O eminente primatólogo Franz de Waal trouxe então alguma luz em seu excelente livro “Our inner primate” (traduzido para o português como Eu primata). Justo aí, ele nos lembrou que existem duas espécies de chimpanzés, sendo a outra o chimpanzé pigmeu ou bonobo, Pan paniscus. Como as duas são espécies irmãs, em pé de igualdade, devemos procurar em ambas os traços misteriosos que compõem a nossa natureza. É o que compartilhamos com elas que importa, isto é, aquilo que estava no ancestral remoto dos chimpanzés e humanos lá pelos sete milhões de anos.
De Waal simplificou as coisas para nós mostrando como herdamos os genes briguentos do chimpanzé comum e os genes apaziguadores dos bonobos, já que esses últimos fazem todo o possível para as coisas não pegarem fogo de vez.
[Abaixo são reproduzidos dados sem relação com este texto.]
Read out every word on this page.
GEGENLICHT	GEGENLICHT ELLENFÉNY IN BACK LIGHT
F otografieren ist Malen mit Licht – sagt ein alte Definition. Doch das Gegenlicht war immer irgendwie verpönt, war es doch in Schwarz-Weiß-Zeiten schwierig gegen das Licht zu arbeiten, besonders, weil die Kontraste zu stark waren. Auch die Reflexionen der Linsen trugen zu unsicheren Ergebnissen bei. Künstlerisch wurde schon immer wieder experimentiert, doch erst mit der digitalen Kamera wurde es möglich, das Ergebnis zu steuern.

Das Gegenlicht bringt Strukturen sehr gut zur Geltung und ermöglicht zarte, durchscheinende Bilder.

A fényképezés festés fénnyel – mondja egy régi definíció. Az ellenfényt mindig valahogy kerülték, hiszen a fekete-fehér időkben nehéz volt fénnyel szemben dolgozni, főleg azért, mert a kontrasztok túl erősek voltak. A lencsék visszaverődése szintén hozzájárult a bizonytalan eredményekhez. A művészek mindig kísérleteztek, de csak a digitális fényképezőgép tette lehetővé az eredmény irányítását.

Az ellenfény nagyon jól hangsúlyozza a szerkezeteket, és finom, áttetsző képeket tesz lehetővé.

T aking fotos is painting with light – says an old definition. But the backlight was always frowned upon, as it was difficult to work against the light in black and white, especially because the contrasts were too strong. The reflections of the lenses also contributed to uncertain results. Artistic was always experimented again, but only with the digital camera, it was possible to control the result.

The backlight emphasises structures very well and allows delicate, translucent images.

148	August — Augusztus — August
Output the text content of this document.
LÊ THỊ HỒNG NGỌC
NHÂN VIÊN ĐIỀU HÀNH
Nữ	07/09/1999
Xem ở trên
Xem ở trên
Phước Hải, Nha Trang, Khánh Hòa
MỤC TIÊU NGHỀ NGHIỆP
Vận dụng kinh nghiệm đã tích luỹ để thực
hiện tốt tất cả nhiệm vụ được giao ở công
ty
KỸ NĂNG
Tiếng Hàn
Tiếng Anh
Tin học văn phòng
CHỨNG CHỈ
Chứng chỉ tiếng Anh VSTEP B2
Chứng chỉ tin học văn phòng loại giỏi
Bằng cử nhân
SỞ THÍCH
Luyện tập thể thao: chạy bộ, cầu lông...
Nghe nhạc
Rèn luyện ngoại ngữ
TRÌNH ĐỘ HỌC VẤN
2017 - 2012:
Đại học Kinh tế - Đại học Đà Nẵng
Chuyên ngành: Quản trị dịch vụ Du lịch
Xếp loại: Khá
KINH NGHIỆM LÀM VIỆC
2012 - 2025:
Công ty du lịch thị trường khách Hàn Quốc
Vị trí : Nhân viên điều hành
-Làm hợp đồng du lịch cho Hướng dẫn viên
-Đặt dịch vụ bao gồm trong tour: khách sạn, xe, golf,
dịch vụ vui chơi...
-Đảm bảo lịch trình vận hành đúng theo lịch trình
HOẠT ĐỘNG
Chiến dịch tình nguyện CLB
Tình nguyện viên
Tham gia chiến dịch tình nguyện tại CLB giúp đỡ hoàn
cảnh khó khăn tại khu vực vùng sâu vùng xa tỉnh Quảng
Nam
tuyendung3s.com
Mais do que isso: fazem sexo para relaxar as tensões sociais e evitar confrontos. Enfim, nosso lado belicoso e aquele apaziguador (e de luxúria) teriam origens bem marcadas e, logicamente, nos teriam sido legados por aquele ancestral antigo. Mas o bacana da ciência é que alguém, em algum lugar, não se conformará com ideias definitivas. Irá continuar procurando uma dada agulha num palheiro até encontrar.